Cuando el Señor se refiere a los suyos, a los once, le dice al Padre, “guárdalos”. Qué expresión más bonita. Las cosas valiosas se guardan, se cuidan, se protegen. A las personas se las mima. Me gustan las casas en las que los anfitriones te enseñan “las cosas que guardan”. El otro día cené con amigos y él me dice, “no me digas por qué, pero ese cuadro me lo compré hace más de veinticinco años. Lleva en esa pared compartiendo mi vida todo este tiempo. Me gustan esos azules, porque muestran una ciudad mucho más triste, como pasada por el agua de la lluvia”.
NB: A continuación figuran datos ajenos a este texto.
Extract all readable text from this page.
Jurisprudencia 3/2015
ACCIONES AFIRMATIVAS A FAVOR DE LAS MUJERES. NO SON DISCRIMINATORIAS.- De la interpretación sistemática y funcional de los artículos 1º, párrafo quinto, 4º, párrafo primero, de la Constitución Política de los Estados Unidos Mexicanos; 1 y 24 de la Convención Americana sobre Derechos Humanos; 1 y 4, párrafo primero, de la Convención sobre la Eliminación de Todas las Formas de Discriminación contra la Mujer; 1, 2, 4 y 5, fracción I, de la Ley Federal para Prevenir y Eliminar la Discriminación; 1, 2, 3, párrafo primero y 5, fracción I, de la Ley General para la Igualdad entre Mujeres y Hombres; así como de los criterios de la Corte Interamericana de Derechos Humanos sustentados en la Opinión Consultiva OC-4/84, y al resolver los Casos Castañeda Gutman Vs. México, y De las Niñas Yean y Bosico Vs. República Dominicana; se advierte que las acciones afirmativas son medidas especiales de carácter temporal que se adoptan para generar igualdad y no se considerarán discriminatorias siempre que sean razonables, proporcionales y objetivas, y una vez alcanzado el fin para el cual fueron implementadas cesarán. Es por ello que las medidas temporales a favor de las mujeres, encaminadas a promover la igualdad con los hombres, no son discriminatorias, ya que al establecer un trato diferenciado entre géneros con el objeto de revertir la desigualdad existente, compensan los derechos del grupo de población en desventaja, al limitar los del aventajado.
Todo lo que se guarda se valora porque forma parte del propio historial. Hay matrimonios que llevan más de cincuenta años casados y conservan las cartas que se escribían de novios. Estas costumbres ya nos suenan añejas, ahora se mandan fotos que duran quince segundos en pantalla. Hemos perdido los soportes, el vinilo, el cd, el libro, la carta, el sello… Para el Señor los soportes son imprescindibles, porque toda la materia nació de sus manos. La savia del árbol está envuelta en corteza, en esa fronda que funciona como la piel del ser humano. Cuando el Señor hablaba con Pedro y le pedía que lo amara, le miraba a los ojos, no quería sólo su alma, quería ver la reacción de sus ojos de pescador curtido, aquellos ojos que se encontraron con su Señor la noche en que el primer Papa aseguró no conocerlo. Juan se recostaba en el regazo del Señor, lo suyo no era un encuentro de lejos, sino de roces, de trato.

Hace muchos años, yo era por entonces un adolescente que se asomaba al mundo del cine, vi una película política protagonizada por Silvester Stallone, se llamaba “El símbolo de la fuerza”. La historia es muy larga y no viene a cuento. El caso es que en un momento dramático, el marido tiene un compromiso importante y su mujer le da un beso inesperado. Él, sorprendido y complacido, le dice, ¿y eso a qué ha venido? Y ella añade, no sé, será el calor. Y el marido le responde, conserva ese calor.

Quizá no tengamos otra cosa que hacer en la vida que conservar el calor que nos ha llegado al pecho desde el momento que Cristo ha hecho aparición en nuestra vida. ¿Qué otra cosa si no reprocha el Señor en el extrañísimo libro del Apocalipsis, cuando dice “te reprocho que has perdido el amor primero”? Es decir, no has sabido conservar la pureza de un amor mantenido en el tiempo. ¿Qué hacen los esposos sino conservar la promesa que se hicieron, adornándola de mil detalles?

Mira tu casa y defínete por lo que conservas. Si tu casa se parece a una roulotte de zíngaro, donde todo es provisional, mírate por dentro y asegúrate que no te pase lo mismo. Ya que de la conservación viene la amistad y viene el vínculo.